We bear in mind that in the present case the notional sentence after trial would have been one of 45 years' imprisonment, given that the judge gave full credit for guilty pleas and imposed a custodial sentence of 30 years. In our judgment, despite the seriousness of the offences in this case and the number of victims, that was manifestly excessive. Even in a case as serious as this, the total sentence has to be just and proportionate.

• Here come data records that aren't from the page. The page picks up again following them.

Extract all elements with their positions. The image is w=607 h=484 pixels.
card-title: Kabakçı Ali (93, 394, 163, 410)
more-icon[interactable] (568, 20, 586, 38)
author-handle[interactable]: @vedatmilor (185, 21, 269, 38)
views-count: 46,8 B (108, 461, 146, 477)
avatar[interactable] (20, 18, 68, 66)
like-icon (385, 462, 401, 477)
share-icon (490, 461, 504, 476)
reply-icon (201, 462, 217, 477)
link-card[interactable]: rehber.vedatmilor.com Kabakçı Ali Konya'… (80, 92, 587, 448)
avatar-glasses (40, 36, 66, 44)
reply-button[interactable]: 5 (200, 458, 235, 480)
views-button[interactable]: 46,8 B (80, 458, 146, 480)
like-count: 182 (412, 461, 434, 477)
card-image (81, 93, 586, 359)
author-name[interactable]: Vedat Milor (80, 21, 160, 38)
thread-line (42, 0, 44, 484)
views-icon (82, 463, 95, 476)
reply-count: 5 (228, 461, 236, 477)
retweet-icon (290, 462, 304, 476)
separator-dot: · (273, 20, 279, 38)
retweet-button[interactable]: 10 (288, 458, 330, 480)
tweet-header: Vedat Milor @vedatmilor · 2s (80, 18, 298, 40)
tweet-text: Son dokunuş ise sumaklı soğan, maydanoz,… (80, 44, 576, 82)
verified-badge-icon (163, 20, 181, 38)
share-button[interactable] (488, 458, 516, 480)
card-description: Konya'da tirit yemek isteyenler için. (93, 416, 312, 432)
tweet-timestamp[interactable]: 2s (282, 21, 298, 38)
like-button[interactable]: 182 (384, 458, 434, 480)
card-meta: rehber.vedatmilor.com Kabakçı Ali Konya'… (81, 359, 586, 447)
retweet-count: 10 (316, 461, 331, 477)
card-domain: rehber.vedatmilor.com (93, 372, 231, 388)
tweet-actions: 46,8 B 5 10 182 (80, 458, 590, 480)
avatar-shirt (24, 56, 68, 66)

We are left in no doubt that the present offending was very serious. The judge was justified in going above the 30 years generally referred to by Holroyde LJ but, in our judgment, the notional sentence after trial should have been in the region of 33 years' imprisonment. Giving full credit for pleas, that would result in a custodial term of 22 years' imprisonment. We see no reason to alter the extended licence period which will remain 6 years. That results in an extended sentence on the lead count of 28 years, comprising a custodial term of 22 years and an extended licence period of 6 years.
Conclusion
For the reasons we have given, we grant leave to appeal and on the appeal we alter the sentences as follows: count 1 on indictment 12NY2012923 and counts 2, 6, 8 and 9 on indictment 12NY0978023, there will be determinate sentences of 10 years' imprisonment made concurrent to each other and to the other sentences. Counts 3, 7 and 10 on indictment 12NY0978023, a sentence of 7 years determinate sentence made concurrent to each other and to the other sentences. Count 1, the lead count, an extended sentence of 28 years comprising a custodial term of 22 years and an extended licence period of 6 years. To that extent this appeal is allowed.